I’ve often heard of Finlay Forks – the point where the Finlay River flowing from the north joins the Parsnip River from the south to become the mighty Peace.  That energetic offspring plunges through the Continental Divide of the Rocky Mountains, races northward for 2,600 miles and crosses the finish line to pour its waters into the Bering Sea.  Now, however, the energy of the Peace is harnessed by two (perhaps soon to be three) hydro-electric dams, and so this portion of the river on which we are travelling tonight is called simply the Peace Arm, an extension of the dams’ reservoir named for a former politician, Ray Williston.

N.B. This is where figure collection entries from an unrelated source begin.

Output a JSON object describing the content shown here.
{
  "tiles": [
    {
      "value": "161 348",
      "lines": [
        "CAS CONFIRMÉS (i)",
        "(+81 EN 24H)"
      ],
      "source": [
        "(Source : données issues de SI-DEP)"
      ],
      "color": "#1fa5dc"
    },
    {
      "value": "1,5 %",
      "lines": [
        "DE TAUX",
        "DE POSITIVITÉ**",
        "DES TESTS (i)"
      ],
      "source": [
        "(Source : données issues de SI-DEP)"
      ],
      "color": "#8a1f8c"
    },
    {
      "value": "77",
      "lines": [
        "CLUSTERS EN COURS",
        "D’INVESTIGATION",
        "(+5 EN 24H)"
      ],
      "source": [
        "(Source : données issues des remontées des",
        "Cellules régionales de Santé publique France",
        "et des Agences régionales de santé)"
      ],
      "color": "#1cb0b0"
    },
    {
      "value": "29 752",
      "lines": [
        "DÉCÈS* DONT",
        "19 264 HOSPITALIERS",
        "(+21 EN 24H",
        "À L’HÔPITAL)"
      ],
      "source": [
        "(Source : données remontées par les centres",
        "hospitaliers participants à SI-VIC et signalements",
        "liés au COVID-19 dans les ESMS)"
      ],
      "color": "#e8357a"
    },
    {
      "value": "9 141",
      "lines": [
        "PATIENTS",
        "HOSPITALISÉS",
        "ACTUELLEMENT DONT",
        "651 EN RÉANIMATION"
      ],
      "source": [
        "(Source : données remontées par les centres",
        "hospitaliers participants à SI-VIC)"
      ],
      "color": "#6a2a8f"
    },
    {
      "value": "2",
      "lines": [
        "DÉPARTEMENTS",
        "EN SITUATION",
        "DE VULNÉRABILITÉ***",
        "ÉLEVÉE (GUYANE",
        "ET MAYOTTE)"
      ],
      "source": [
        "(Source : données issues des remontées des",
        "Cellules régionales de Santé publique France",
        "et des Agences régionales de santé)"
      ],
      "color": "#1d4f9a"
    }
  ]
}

I’ve been invited to read from my books written about this place and its people, namely This Was Our Valley and Youngblood of the Peace.  My reading is part of the welcome celebrations planned at the Forks for 23 voyageurs from Lakehead University in Thunder Bay, Ontario, who have spent four years retracing the historic voyages of Sir Alexander Mackenzie.  Their three canoes have already traversed the Peace Arm that we are jet-boating over tonight.

The evening sun turns the water to a shimmering mirror and the surrounding cut banks to golden walls topped with a dark green fringe of forest.  Ken Kyllo maneuvers the large boat around “deadhead” logs partly submerged in water and other dangerous debris. Several times he stops the boat to remove sticks from the engine’s jets.

Gold is a word often associated with the Peace River in days gone by, bringing hopeful prospectors and equally excited homesteaders.  One of the most famous families was the Beatties who built a magnificent ranch at Gold Bar.  Now the homesteads are all gone, submerged by the waters of Williston Lake.